Sunday, April 15, 2007

My toes get cold.

So I was visiting my grandmother last Summer, and one of my cousins came by the place for a visit. He was about 11 at the time and wanted me to show him how to crochet. I was glad to, so we searched the house for some cheap yarn he could use. (My grandmother knits, but we didn't want to use her nice yarn just to teach crochet.)

We finally found some Red Heart Super Saver in the bottom of one of her closets and set to it.

Unfortunately neither of us counted on two simple things:

  • I have many fantastic teaching abilities, but I suck at teaching crochet.
  • He is 11 and has a very short attention span.
So he was holding the yarn and the hook wrong, but I was powerless to show him how to hold them correctly or to explain how he was holding them wrong. (In fairness to him, there are numerous accepted ways to hold both the yarn and the hook, but he was still holding both wrong.) He managed to chain a bit and then get a few stitches done, but couldn't work up the ambition to keep going.

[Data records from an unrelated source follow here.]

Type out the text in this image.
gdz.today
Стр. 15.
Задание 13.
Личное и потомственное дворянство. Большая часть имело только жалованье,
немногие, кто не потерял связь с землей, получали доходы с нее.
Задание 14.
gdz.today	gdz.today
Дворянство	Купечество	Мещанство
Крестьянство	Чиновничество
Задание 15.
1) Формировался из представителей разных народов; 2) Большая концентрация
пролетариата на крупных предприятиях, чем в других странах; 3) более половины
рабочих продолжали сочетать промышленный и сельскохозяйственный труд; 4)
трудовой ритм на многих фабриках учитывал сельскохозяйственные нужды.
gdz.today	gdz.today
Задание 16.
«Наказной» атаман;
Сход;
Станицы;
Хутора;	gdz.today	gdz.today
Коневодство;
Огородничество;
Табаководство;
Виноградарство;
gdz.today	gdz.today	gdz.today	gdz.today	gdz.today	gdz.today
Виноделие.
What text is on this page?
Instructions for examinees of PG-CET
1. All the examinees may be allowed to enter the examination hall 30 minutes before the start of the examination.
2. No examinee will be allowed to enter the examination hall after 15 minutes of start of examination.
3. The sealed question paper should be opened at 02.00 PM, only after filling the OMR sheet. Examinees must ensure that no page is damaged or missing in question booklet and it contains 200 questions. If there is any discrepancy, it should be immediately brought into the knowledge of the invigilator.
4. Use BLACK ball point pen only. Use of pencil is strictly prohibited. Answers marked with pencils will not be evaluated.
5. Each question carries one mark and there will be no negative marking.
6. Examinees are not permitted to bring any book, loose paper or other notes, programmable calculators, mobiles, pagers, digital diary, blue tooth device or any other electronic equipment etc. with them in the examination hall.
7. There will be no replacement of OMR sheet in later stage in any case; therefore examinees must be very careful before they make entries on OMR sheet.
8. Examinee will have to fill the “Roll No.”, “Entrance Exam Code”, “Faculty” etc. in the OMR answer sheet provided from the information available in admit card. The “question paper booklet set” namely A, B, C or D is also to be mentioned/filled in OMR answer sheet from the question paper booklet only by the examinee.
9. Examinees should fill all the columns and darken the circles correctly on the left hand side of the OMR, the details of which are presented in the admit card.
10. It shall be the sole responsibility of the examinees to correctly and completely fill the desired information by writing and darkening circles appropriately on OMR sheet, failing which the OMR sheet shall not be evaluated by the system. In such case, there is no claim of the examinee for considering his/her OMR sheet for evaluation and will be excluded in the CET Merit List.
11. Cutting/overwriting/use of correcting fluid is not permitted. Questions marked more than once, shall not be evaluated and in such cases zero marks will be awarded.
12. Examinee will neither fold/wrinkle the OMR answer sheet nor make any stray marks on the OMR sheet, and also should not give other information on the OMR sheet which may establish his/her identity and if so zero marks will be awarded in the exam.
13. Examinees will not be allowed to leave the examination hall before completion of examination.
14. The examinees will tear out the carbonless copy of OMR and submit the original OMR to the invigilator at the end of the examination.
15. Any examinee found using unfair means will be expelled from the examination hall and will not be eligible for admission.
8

So ended the crochet lesson.

Not one to waste an opportunity, I frogged his work and used the yarn to make these:


Socks!

My grandmother's yarn is the purplish, bluish, pinkish variegated yarn. As you can see, I ran out of yarn near the end of the second sock. I wasn't too overcome with love over the color of the yarn (I did find it at the bottom of a closet, after all), and I didn't want to buy a whole new skien of it just for the last couple of inches of toe, so I used some other yarn I had lying around. You may recognize it as the yarn I used to make this blanket. I don't remember which project came first.

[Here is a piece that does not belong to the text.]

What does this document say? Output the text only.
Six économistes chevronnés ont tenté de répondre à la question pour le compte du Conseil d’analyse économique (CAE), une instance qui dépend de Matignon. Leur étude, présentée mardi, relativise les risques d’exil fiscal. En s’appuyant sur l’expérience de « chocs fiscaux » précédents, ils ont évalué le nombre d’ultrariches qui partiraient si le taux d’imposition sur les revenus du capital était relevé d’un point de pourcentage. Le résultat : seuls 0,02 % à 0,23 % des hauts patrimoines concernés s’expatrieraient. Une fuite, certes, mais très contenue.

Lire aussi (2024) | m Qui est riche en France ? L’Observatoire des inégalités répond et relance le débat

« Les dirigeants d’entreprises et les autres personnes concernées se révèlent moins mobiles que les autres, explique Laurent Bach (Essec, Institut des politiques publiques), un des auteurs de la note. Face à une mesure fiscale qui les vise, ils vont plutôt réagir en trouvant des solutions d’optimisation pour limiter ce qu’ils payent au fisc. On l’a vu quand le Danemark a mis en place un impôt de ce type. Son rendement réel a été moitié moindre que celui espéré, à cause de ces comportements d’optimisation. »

I kind of like the one red toe. For one thing, I always know which sock to put on my left foot. For another, when I wear these socks it kind of looks like I've recently suffered some horrible foot injury, which is kind of cool.

I know the socks look awful lying on the floor like that. They're not so bad on:


They're more slipper socks than anything else. The yarn I used is too bulky for the socks to fit inside most shoes. The knobbly stitch is kind of uncomfortable to walk on for too long at a time anyway. But for just hanging around the house on a day off from work? These socks rule.

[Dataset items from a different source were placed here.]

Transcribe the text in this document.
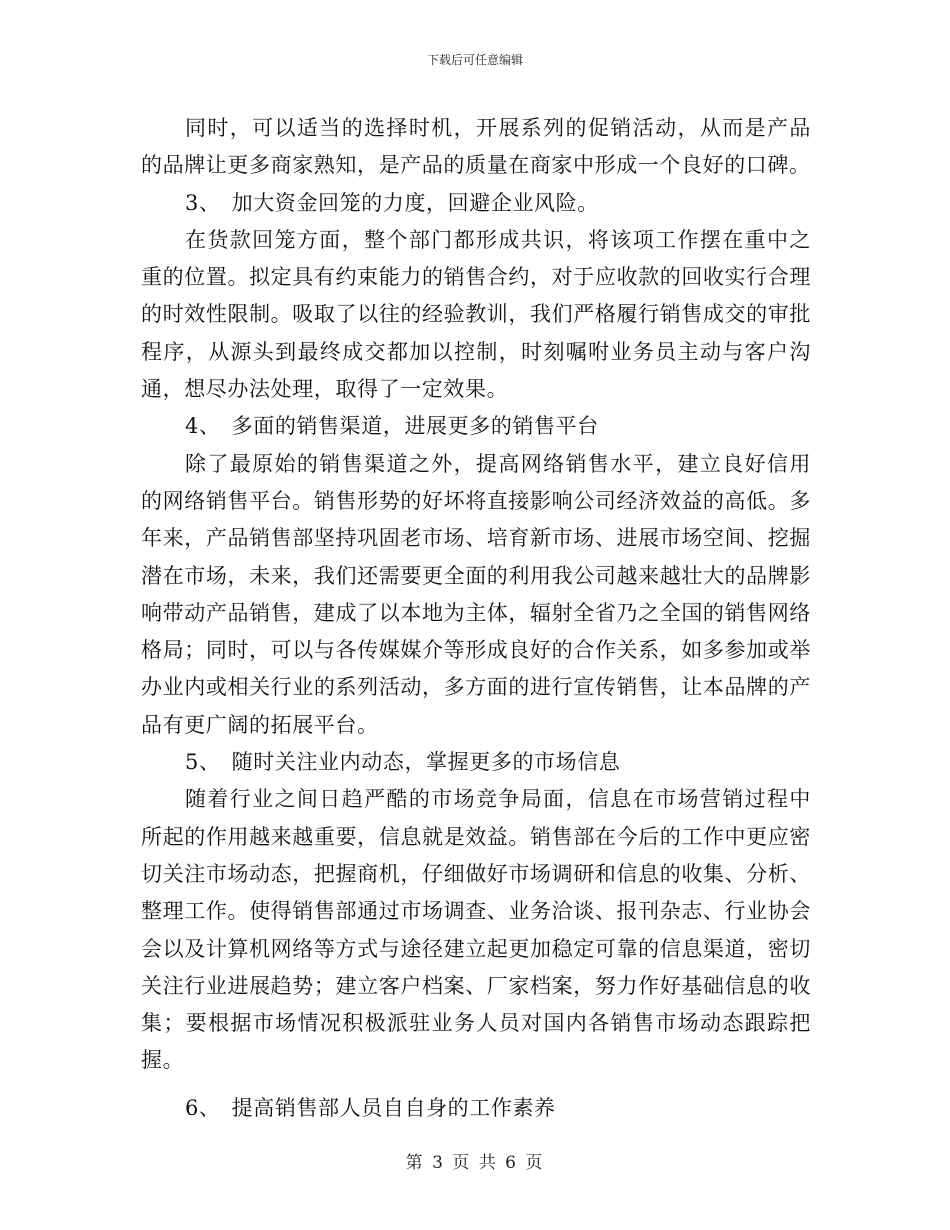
下载后可任意编辑

同时，可以适当的选择时机，开展系列的促销活动，从而是产品的品牌让更多商家熟知，是产品的质量在商家中形成一个良好的口碑。

3、　加大资金回笼的力度，回避企业风险。

在货款回笼方面，整个部门都形成共识，将该项工作摆在重中之重的位置。拟定具有约束能力的销售合约，对于应收款的回收实行合理的时效性限制。吸取了以往的经验教训，我们严格履行销售成交的审批程序，从源头到最终成交都加以控制，时刻嘱咐业务员主动与客户沟通，想尽办法处理，取得了一定效果。

4、　多面的销售渠道，进展更多的销售平台

除了最原始的销售渠道之外，提高网络销售水平，建立良好信用的网络销售平台。销售形势的好坏将直接影响公司经济效益的高低。多年来，产品销售部坚持巩固老市场、培育新市场、进展市场空间、挖掘潜在市场，未来，我们还需要更全面的利用我公司越来越壮大的品牌影响带动产品销售，建成了以本地为主体，辐射全省乃之全国的销售网络格局；同时，可以与各传媒媒介等形成良好的合作关系，如多参加或举办业内或相关行业的系列活动，多方面的进行宣传销售，让本品牌的产品有更广阔的拓展平台。

5、　随时关注业内动态，掌握更多的市场信息

随着行业之间日趋严酷的市场竞争局面，信息在市场营销过程中所起的作用越来越重要，信息就是效益。销售部在今后的工作中更应密切关注市场动态，把握商机，仔细做好市场调研和信息的收集、分析、整理工作。使得销售部通过市场调查、业务洽谈、报刊杂志、行业协会会以及计算机网络等方式与途径建立起更加稳定可靠的信息渠道，密切关注行业进展趋势；建立客户档案、厂家档案，努力作好基础信息的收集；要根据市场情况积极派驻业务人员对国内各销售市场动态跟踪把握。

6、　提高销售部人员自自身的工作素养

第 3 页 共 6 页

I definitely have more socks on my list of future projects. I'd have to use a finer yarn, though.

Some day I may show you a pair that I started and then aborted, but there's not really enough of that to fill out an entire post. Maybe I'm due for another post of failed projects.

2 comments:

wurwolf said...

I have to admit, the red toe is what sells me on these socks. The thing that makes it so funny is that it's just one toe that is red -- if you had made both socks with red toes it would have looked like you intended it to be that way. This way, it does indeed look like you suffered some sort of horrible foot injury. I love it!

Also loved the story about teaching your 11 year old cousin to crochet. It's true -- teenage (and evidently pre-teen) boys are completely captivated by crocheted stuff. Clearly his desire to learn to crochet was fueled by his insane lust to take over his school.

Lita said...

It's true. When I crochet at school more boys come up to ask me about it and inspect my work than girls. By far.